Here in the West we are relatively clueless to the myth of maps, though the periodic redrawing of voting districts should probably awaken us from our slumber. But elsewhere, as we are (or should be) seeing, the effects of this pervasive myth are felt daily. But perhaps, even in these places, though they fight against it, the myth goes unrecognized. What is needed is a mythifying of the myth of the map.
What would it mean to “mythify” the myth of the map? As, Barthes suggests, “The best weapon against myth is perhaps to mythify it in its turn, and so to produce an artificial myth: and this reconstituted myth will in fact be a mythology.” In terms of maps, Wood writes, mythifying maps “strips the myth from the map of the world and holds it up to ask whether it is one we want to live by.”

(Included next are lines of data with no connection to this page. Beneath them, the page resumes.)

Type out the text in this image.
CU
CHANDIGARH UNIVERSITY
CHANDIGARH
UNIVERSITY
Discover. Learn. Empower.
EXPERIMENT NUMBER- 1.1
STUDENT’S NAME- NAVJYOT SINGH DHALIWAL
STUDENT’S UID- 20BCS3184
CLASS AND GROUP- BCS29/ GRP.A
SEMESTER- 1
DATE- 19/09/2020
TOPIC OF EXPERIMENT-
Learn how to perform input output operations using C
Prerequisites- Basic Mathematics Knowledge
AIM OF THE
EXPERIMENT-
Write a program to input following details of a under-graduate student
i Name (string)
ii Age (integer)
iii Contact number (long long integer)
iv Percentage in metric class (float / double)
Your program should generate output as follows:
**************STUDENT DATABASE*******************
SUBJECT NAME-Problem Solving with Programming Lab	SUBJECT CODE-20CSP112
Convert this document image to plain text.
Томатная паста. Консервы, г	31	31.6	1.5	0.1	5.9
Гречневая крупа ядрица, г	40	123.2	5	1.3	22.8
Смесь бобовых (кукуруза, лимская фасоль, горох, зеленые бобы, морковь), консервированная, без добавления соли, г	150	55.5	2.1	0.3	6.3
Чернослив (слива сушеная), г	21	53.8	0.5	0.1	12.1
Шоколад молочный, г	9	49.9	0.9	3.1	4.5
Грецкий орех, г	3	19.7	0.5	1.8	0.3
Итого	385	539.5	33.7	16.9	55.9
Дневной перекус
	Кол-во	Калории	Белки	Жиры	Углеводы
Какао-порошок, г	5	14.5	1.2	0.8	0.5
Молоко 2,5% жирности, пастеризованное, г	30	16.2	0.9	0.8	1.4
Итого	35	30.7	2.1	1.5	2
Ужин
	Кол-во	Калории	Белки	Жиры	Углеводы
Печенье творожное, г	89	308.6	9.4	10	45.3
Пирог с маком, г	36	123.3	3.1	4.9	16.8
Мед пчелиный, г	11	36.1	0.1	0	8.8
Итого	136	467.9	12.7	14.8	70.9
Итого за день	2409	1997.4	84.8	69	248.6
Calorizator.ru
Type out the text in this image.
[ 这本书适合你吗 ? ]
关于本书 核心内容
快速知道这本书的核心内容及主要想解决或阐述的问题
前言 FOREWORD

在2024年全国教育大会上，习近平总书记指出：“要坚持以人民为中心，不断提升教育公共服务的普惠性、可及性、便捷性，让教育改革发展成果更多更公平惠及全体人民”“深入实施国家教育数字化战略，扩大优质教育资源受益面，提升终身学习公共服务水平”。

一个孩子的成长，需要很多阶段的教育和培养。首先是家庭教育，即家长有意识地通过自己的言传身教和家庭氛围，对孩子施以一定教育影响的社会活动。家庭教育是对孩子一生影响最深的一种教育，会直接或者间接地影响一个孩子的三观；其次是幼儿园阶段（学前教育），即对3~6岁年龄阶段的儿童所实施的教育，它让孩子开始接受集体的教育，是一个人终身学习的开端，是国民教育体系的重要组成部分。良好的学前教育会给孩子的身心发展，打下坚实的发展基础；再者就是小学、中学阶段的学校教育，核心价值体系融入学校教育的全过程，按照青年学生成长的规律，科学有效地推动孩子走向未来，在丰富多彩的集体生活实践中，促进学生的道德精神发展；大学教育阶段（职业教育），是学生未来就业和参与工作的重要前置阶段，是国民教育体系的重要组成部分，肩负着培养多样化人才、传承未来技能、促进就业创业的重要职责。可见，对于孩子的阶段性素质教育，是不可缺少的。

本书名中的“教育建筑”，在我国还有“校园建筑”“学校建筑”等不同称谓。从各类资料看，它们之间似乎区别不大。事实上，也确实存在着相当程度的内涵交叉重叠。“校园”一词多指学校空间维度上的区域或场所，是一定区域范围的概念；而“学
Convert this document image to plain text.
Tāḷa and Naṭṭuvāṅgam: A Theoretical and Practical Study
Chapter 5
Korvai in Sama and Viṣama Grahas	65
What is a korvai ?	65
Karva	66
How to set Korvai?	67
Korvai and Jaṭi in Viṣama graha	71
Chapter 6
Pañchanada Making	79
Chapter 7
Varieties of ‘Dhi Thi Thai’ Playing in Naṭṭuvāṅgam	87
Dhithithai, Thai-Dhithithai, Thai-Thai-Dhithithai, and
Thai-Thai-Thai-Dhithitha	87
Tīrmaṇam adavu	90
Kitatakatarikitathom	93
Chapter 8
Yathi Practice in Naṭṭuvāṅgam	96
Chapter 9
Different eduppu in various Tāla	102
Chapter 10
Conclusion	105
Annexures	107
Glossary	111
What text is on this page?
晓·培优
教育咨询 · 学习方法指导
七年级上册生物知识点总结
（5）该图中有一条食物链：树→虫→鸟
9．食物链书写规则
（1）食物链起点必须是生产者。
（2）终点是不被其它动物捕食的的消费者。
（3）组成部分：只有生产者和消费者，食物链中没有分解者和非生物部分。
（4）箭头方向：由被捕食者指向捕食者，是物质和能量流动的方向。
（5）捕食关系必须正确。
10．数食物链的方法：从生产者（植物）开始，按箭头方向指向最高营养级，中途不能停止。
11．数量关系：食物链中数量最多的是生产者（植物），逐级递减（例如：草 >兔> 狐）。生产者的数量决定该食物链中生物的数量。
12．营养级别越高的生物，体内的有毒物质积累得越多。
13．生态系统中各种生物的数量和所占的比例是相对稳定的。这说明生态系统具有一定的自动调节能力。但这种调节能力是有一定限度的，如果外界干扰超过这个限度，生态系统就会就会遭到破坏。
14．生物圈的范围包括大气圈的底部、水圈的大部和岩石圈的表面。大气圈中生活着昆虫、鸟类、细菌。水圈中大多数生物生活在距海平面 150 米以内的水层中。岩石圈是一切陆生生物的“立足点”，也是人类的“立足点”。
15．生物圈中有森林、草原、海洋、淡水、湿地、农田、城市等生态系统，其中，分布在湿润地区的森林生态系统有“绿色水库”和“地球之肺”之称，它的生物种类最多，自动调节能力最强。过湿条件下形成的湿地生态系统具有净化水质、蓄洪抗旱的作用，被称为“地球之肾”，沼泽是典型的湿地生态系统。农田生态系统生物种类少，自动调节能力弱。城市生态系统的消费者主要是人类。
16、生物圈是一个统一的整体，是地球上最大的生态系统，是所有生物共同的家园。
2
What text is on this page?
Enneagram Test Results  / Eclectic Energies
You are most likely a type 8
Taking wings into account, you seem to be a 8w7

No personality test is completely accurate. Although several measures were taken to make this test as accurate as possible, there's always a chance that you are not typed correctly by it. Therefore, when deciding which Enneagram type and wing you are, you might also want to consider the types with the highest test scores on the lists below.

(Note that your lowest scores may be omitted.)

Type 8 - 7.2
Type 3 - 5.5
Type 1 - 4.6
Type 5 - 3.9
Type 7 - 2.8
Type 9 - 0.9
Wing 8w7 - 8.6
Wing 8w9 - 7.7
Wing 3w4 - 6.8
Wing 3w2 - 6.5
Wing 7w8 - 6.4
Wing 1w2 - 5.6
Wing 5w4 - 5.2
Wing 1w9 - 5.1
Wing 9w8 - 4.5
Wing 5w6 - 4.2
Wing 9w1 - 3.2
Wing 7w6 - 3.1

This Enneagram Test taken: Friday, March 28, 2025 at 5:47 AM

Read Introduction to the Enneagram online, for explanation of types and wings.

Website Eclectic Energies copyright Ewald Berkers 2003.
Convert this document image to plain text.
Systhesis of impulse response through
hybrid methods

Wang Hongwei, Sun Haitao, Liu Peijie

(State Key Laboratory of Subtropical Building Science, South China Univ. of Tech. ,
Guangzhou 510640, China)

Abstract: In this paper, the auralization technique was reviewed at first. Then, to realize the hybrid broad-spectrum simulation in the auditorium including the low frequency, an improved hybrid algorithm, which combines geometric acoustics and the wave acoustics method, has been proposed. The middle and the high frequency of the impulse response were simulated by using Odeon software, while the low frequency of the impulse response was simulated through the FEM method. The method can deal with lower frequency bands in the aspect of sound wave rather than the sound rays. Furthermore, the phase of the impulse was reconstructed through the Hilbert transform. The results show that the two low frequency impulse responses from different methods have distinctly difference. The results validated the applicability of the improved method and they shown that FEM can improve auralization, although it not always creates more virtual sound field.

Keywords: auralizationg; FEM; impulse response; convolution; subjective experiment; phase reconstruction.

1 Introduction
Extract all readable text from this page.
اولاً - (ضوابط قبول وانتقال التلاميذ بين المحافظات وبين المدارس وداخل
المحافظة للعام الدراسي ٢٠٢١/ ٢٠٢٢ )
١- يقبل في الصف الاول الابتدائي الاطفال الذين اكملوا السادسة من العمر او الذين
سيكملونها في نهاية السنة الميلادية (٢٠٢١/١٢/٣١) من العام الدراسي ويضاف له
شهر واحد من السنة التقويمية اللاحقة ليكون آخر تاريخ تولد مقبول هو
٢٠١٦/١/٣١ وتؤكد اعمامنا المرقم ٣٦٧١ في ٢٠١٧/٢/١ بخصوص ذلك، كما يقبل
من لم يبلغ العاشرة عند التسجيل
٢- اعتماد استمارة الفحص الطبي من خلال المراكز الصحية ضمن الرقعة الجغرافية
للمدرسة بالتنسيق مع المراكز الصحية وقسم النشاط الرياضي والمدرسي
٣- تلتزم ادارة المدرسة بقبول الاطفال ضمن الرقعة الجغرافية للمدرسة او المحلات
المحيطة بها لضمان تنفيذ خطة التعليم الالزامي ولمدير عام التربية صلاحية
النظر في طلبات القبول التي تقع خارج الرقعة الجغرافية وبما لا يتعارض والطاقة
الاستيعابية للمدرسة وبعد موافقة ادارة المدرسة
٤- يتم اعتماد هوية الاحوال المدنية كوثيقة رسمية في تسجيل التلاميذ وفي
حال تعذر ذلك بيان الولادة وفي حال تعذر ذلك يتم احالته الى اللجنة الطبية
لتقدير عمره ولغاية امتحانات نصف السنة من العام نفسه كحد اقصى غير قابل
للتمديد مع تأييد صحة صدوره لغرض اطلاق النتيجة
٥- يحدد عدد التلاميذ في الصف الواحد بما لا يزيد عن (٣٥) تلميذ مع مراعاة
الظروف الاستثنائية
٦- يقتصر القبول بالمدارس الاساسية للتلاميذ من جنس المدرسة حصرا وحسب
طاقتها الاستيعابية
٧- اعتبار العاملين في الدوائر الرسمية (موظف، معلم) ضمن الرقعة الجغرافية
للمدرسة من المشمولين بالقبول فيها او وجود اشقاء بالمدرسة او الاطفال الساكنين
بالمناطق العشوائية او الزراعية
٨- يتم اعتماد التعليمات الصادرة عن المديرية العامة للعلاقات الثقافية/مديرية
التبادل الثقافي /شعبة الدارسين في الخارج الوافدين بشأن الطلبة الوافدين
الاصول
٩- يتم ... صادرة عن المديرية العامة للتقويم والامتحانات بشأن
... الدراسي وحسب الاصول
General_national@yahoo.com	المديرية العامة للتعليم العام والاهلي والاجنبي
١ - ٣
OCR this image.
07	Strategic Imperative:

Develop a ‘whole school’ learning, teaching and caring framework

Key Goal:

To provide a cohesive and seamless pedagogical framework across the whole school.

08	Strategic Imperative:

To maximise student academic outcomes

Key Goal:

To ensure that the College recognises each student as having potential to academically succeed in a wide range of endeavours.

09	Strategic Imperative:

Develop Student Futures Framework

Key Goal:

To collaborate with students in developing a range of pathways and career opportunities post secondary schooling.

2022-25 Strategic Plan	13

If we force others to accept the myth of the map, it seems, eventually they will reject the myth violently. This is by no means an affirmation of the actions of ISIS, so much as a guess as to the factors that may have led to their violent revolt. But if we mythify the map, perhaps we can preempt this violence. I don’t know exactly what this looks like, but I know that we better figure it out — sooner, rather than later.